Since the start of the Arab spring last year, Jordan has witnessed three changes of government, an overhaul of the constitution, a plan to improve the electoral system and a catalogue of royal speeches promising political reform.
What Jordanians have yet to see, according to critics, are genuine steps towards a democratic opening of the Hashemite kingdom and real moves to curb the powers of King Abdullah and the royal court.
"We clearly know that most of the reforms so far are window-dressing," says one western diplomat in Amman. A similar conclusion was drawn by the European Council on Foreign Relations in a recent report: "The country has not yet witnessed any meaningful opening. Although there have been some adjustments to the legislative framework, the king appears to be forestalling any change that would dilute his own absolute powers."
The past few months, in particular, have been laced with disappointment for members of Jordan's reformist camp. They fear that the latest prime ministerial appointment in April will usher in a new era of conservatism, and worry about signs of a renewed crackdown on opposition activists and regime critics. There is also widespread anger over a draft electoral reform law that critics say falls well short of allowing a strong and representative legislature.
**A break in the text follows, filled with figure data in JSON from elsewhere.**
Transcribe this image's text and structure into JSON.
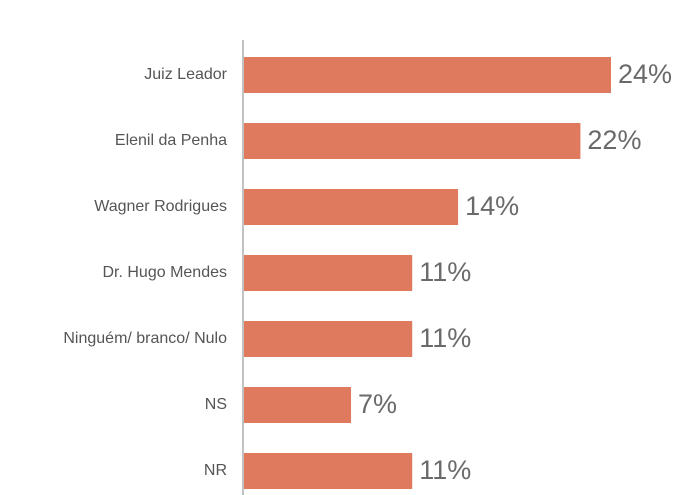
{
  "chart_data": {
    "type": "bar",
    "orientation": "horizontal",
    "categories": [
      "Juiz Leador",
      "Elenil da Penha",
      "Wagner Rodrigues",
      "Dr. Hugo Mendes",
      "Ninguém/ branco/ Nulo",
      "NS",
      "NR"
    ],
    "values": [
      24,
      22,
      14,
      11,
      11,
      7,
      11
    ],
    "value_labels": [
      "24%",
      "22%",
      "14%",
      "11%",
      "11%",
      "7%",
      "11%"
    ],
    "unit": "%",
    "xlim": [
      0,
      24
    ],
    "grid": false,
    "legend": "none",
    "bar_color": "#e07a5f",
    "axis_color": "#9a9a9a"
  }
}
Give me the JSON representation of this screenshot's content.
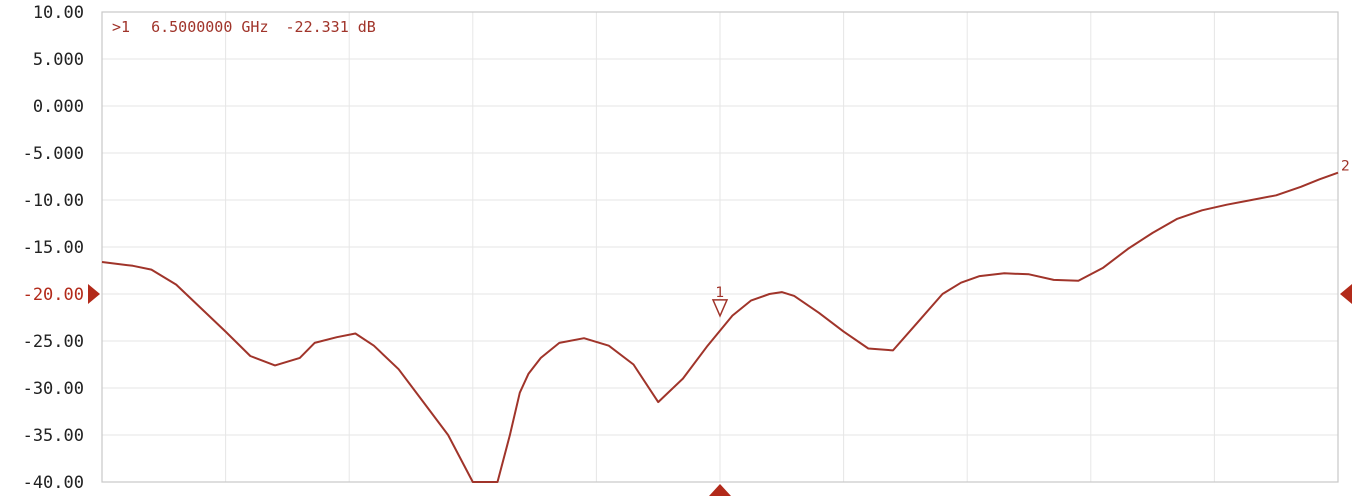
{
  "colors": {
    "trace": "#a0342a",
    "grid": "#e6e6e6",
    "frame": "#c8c8c8",
    "ref_marker": "#b22a1a",
    "tick_text": "#222222"
  },
  "chart_data": {
    "type": "line",
    "title": "",
    "xlabel": "",
    "ylabel": "",
    "xlim": [
      0,
      10
    ],
    "ylim": [
      -40,
      10
    ],
    "y_divisions": 10,
    "x_divisions": 10,
    "grid": true,
    "y_tick_labels": [
      "10.00",
      "5.000",
      "0.000",
      "-5.000",
      "-10.00",
      "-15.00",
      "-20.00",
      "-25.00",
      "-30.00",
      "-35.00",
      "-40.00"
    ],
    "reference_level": {
      "value": -20,
      "label": "-20.00"
    },
    "series": [
      {
        "x": [
          0.0,
          0.25,
          0.4,
          0.6,
          0.8,
          1.0,
          1.2,
          1.4,
          1.6,
          1.72,
          1.9,
          2.05,
          2.2,
          2.4,
          2.6,
          2.8,
          3.0,
          3.2,
          3.3,
          3.38,
          3.45,
          3.55,
          3.7,
          3.9,
          4.1,
          4.3,
          4.5,
          4.7,
          4.9,
          5.1,
          5.25,
          5.4,
          5.5,
          5.6,
          5.8,
          6.0,
          6.2,
          6.4,
          6.6,
          6.8,
          6.95,
          7.1,
          7.3,
          7.5,
          7.7,
          7.9,
          8.1,
          8.3,
          8.5,
          8.7,
          8.9,
          9.1,
          9.3,
          9.5,
          9.7,
          9.85,
          10.0
        ],
        "y": [
          -16.6,
          -17.0,
          -17.4,
          -19.0,
          -21.5,
          -24.0,
          -26.6,
          -27.6,
          -26.8,
          -25.2,
          -24.6,
          -24.2,
          -25.5,
          -28.0,
          -31.5,
          -35.0,
          -41.0,
          -41.0,
          -35.0,
          -30.5,
          -28.5,
          -26.8,
          -25.2,
          -24.7,
          -25.5,
          -27.5,
          -31.5,
          -29.0,
          -25.5,
          -22.3,
          -20.7,
          -20.0,
          -19.8,
          -20.2,
          -22.0,
          -24.0,
          -25.8,
          -26.0,
          -23.0,
          -20.0,
          -18.8,
          -18.1,
          -17.8,
          -17.9,
          -18.5,
          -18.6,
          -17.2,
          -15.2,
          -13.5,
          -12.0,
          -11.1,
          -10.5,
          -10.0,
          -9.5,
          -8.6,
          -7.8,
          -7.1
        ]
      }
    ],
    "markers": [
      {
        "id": "1",
        "x": 5.0,
        "y": -22.331,
        "style": "triangle-down"
      },
      {
        "id": "2",
        "x": 10.0,
        "y": -7.1,
        "style": "label"
      }
    ],
    "active_marker_readout": {
      "prefix": ">1",
      "frequency": "6.5000000 GHz",
      "value": "-22.331 dB"
    }
  }
}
Looming behind these concerns is the broader worry that Jordan's regime is under far less pressure to reform today than it was last year. Shocked by the violence and bloodshed in neighbouring Syria, many Jordanians are once again placing greater emphasis on political stability than democratic reform. The same is true of Jordan's two most important allies - Saudi Arabia and the US.
"The west is not putting pressure on Jordan, compared with the first few months after the Arab spring, to reform now. For them, stability comes first," says Rana Sabbagh, a journalist and political analyst based in Amman. Like other observers, she is worried that Jordan could now march in the opposite direction. "They are starting to arrest activists," she says. "We all feel that there will be more repression."
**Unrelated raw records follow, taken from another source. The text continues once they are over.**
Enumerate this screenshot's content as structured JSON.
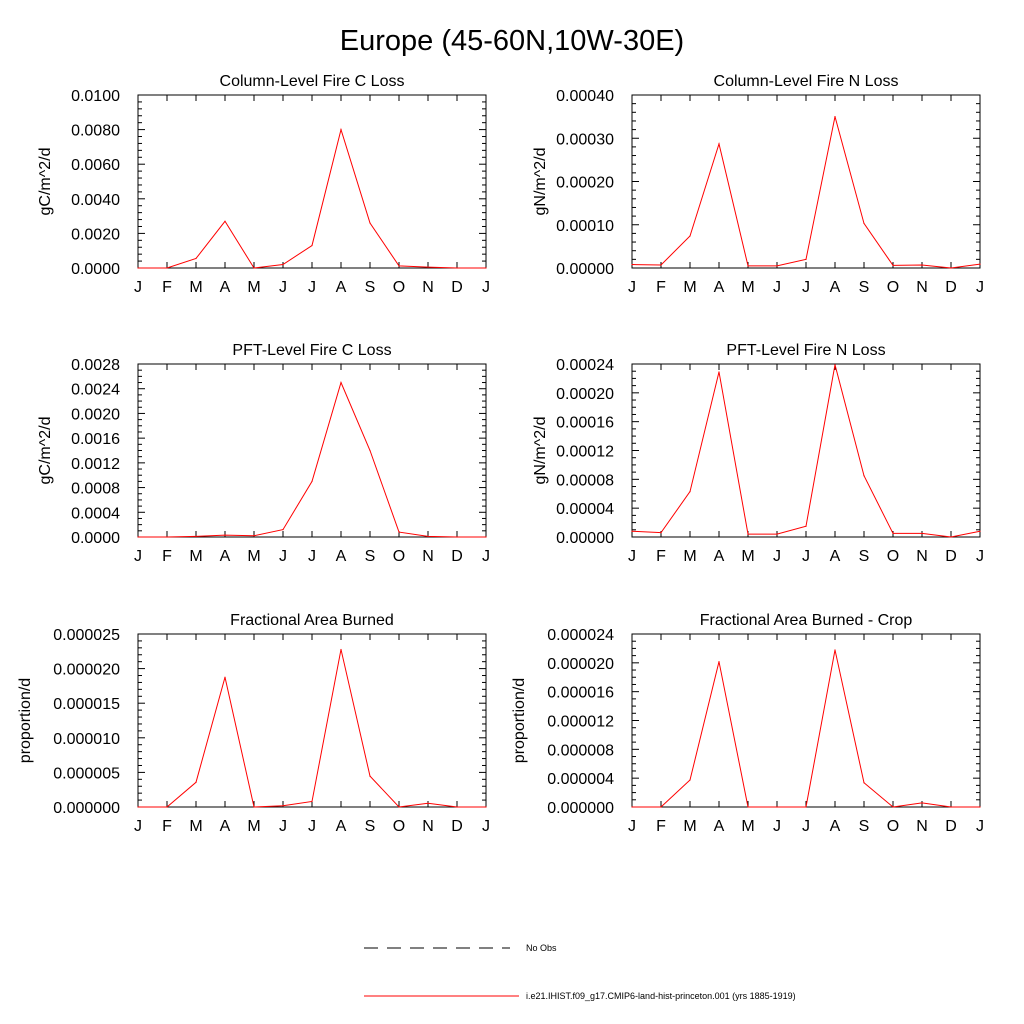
{
  "figure": {
    "title": "Europe (45-60N,10W-30E)"
  },
  "colors": {
    "model": "#ff0000",
    "obs": "#000000"
  },
  "chart_data": [
    {
      "type": "line",
      "title": "Column-Level Fire C Loss",
      "ylabel": "gC/m^2/d",
      "categories": [
        "J",
        "F",
        "M",
        "A",
        "M",
        "J",
        "J",
        "A",
        "S",
        "O",
        "N",
        "D",
        "J"
      ],
      "yticks": [
        "0.0000",
        "0.0020",
        "0.0040",
        "0.0060",
        "0.0080",
        "0.0100"
      ],
      "ylim": [
        0,
        0.01
      ],
      "y_minor_per_major": 4,
      "series": [
        {
          "name": "i.e21.IHIST.f09_g17.CMIP6-land-hist-princeton.001 (yrs 1885-1919)",
          "values": [
            0.0,
            0.0,
            0.00055,
            0.0027,
            0.0,
            0.0002,
            0.0013,
            0.008,
            0.0026,
            0.00012,
            5e-05,
            0.0,
            0.0
          ]
        }
      ]
    },
    {
      "type": "line",
      "title": "Column-Level Fire N Loss",
      "ylabel": "gN/m^2/d",
      "categories": [
        "J",
        "F",
        "M",
        "A",
        "M",
        "J",
        "J",
        "A",
        "S",
        "O",
        "N",
        "D",
        "J"
      ],
      "yticks": [
        "0.00000",
        "0.00010",
        "0.00020",
        "0.00030",
        "0.00040"
      ],
      "ylim": [
        0,
        0.0004
      ],
      "y_minor_per_major": 4,
      "series": [
        {
          "name": "i.e21.IHIST.f09_g17.CMIP6-land-hist-princeton.001 (yrs 1885-1919)",
          "values": [
            8e-06,
            7e-06,
            7.4e-05,
            0.000287,
            5e-06,
            5e-06,
            2e-05,
            0.00035,
            0.000103,
            6e-06,
            7e-06,
            0.0,
            9e-06
          ]
        }
      ]
    },
    {
      "type": "line",
      "title": "PFT-Level Fire C Loss",
      "ylabel": "gC/m^2/d",
      "categories": [
        "J",
        "F",
        "M",
        "A",
        "M",
        "J",
        "J",
        "A",
        "S",
        "O",
        "N",
        "D",
        "J"
      ],
      "yticks": [
        "0.0000",
        "0.0004",
        "0.0008",
        "0.0012",
        "0.0016",
        "0.0020",
        "0.0024",
        "0.0028"
      ],
      "ylim": [
        0,
        0.0028
      ],
      "y_minor_per_major": 3,
      "series": [
        {
          "name": "i.e21.IHIST.f09_g17.CMIP6-land-hist-princeton.001 (yrs 1885-1919)",
          "values": [
            0.0,
            0.0,
            1e-05,
            3e-05,
            2e-05,
            0.00012,
            0.0009,
            0.0025,
            0.0014,
            8e-05,
            1e-05,
            0.0,
            0.0
          ]
        }
      ]
    },
    {
      "type": "line",
      "title": "PFT-Level Fire N Loss",
      "ylabel": "gN/m^2/d",
      "categories": [
        "J",
        "F",
        "M",
        "A",
        "M",
        "J",
        "J",
        "A",
        "S",
        "O",
        "N",
        "D",
        "J"
      ],
      "yticks": [
        "0.00000",
        "0.00004",
        "0.00008",
        "0.00012",
        "0.00016",
        "0.00020",
        "0.00024"
      ],
      "ylim": [
        0,
        0.00024
      ],
      "y_minor_per_major": 3,
      "series": [
        {
          "name": "i.e21.IHIST.f09_g17.CMIP6-land-hist-princeton.001 (yrs 1885-1919)",
          "values": [
            8e-06,
            6e-06,
            6.3e-05,
            0.000229,
            4e-06,
            4e-06,
            1.5e-05,
            0.000239,
            8.5e-05,
            5e-06,
            5e-06,
            0.0,
            8e-06
          ]
        }
      ]
    },
    {
      "type": "line",
      "title": "Fractional Area Burned",
      "ylabel": "proportion/d",
      "categories": [
        "J",
        "F",
        "M",
        "A",
        "M",
        "J",
        "J",
        "A",
        "S",
        "O",
        "N",
        "D",
        "J"
      ],
      "yticks": [
        "0.000000",
        "0.000005",
        "0.000010",
        "0.000015",
        "0.000020",
        "0.000025"
      ],
      "ylim": [
        0,
        2.8e-05
      ],
      "y_minor_per_major": 4,
      "series": [
        {
          "name": "i.e21.IHIST.f09_g17.CMIP6-land-hist-princeton.001 (yrs 1885-1919)",
          "values": [
            0.0,
            0.0,
            4e-06,
            2.1e-05,
            0.0,
            2e-07,
            9e-07,
            2.55e-05,
            5e-06,
            0.0,
            6e-07,
            0.0,
            0.0
          ]
        }
      ]
    },
    {
      "type": "line",
      "title": "Fractional Area Burned - Crop",
      "ylabel": "proportion/d",
      "categories": [
        "J",
        "F",
        "M",
        "A",
        "M",
        "J",
        "J",
        "A",
        "S",
        "O",
        "N",
        "D",
        "J"
      ],
      "yticks": [
        "0.000000",
        "0.000004",
        "0.000008",
        "0.000012",
        "0.000016",
        "0.000020",
        "0.000024"
      ],
      "ylim": [
        0,
        2.5e-05
      ],
      "y_minor_per_major": 3,
      "series": [
        {
          "name": "i.e21.IHIST.f09_g17.CMIP6-land-hist-princeton.001 (yrs 1885-1919)",
          "values": [
            0.0,
            0.0,
            3.9e-06,
            2.1e-05,
            0.0,
            0.0,
            0.0,
            2.27e-05,
            3.5e-06,
            0.0,
            6e-07,
            0.0,
            0.0
          ]
        }
      ]
    }
  ],
  "legend": {
    "items": [
      {
        "label": "No Obs",
        "style": "dashed",
        "color": "#000000"
      },
      {
        "label": "i.e21.IHIST.f09_g17.CMIP6-land-hist-princeton.001 (yrs 1885-1919)",
        "style": "solid",
        "color": "#ff0000"
      }
    ]
  }
}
Regime supporters protest that interpretation, arguing that Jordan is taking gradual but concrete steps towards reform. They point out that King Abdullah has insisted on fresh elections before the end of the year and promised to pick a government that will either reflect the composition of the chamber or has its backing. What is more, they take great pride in the fact that Jordan - unlike other Arab countries - has managed to navigate the recent political convulsions without violence and strife.
"We must have done something right - in the past 16 months there has been no shooting and no bloodshed," says Nasser Judeh, the foreign minister.
The disappointment inside the reformist camp, however, is palpable, and has been fuelled by the latest change at the helm of government: Fayez Tarawneh, the prime minister, is a veteran palace official who inspires little confidence among opposition leaders. The new cabinet, too, has disappointed many: it includes only one woman and is otherwise dominated by elderly regime loyalists.
A second setback - at least in the eyes of the opposition - was the publication in April of a draft electoral law. The proposal does little to tackle the traditional over-representation of East Bank Jordanians, who regard themselves as the original inhabitants of the country and form the backbone of Jordan's government and security apparatus.
In contrast, Jordanians of Palestinian origin, who make up half the population, control less than one in six seats in parliament. That would change only marginally under the new regime, which again favours rural districts over urban areas (where most Palestinian Jordanians live).
The cautious approach reflects not least the regime's concern that the political arm of the Muslim Brotherhood, the biggest opposition party by far, will gain too much power. IAF leaders have yet to make a formal decision, but many observers believe the party is now likely to boycott the election altogether - a move that would deal a devastating blow to Jordan's reformist credentials.
Malek Twal, the secretary-general of Jordan's ministry for political development, says the draft law reflects the government's desire for "concrete but gradual improvement to the electoral system". He points to the country's societal divisions as a reason to move slowly: "Whenever a country kicks off a democratisation process, it is important to reassure those are benefiting from the status quo that they won't lose everything."
Meanwhile, one area in which change has undeniably taken place is the public discourse. Analysts point out that neither King Abdullah nor his family are today immune to criticism (even if overt attacks can still land activists in jail). Bloggers and journalists, meanwhile, now feel free to use terms such as "constitutional monarchy" that no one dared to use in public only a few years ago.
"People have the courage now to speak up," says Oraib al-Rantawi, the director of the al-Quds Center for Political Studies in Amman. "They have left behind the culture of fear."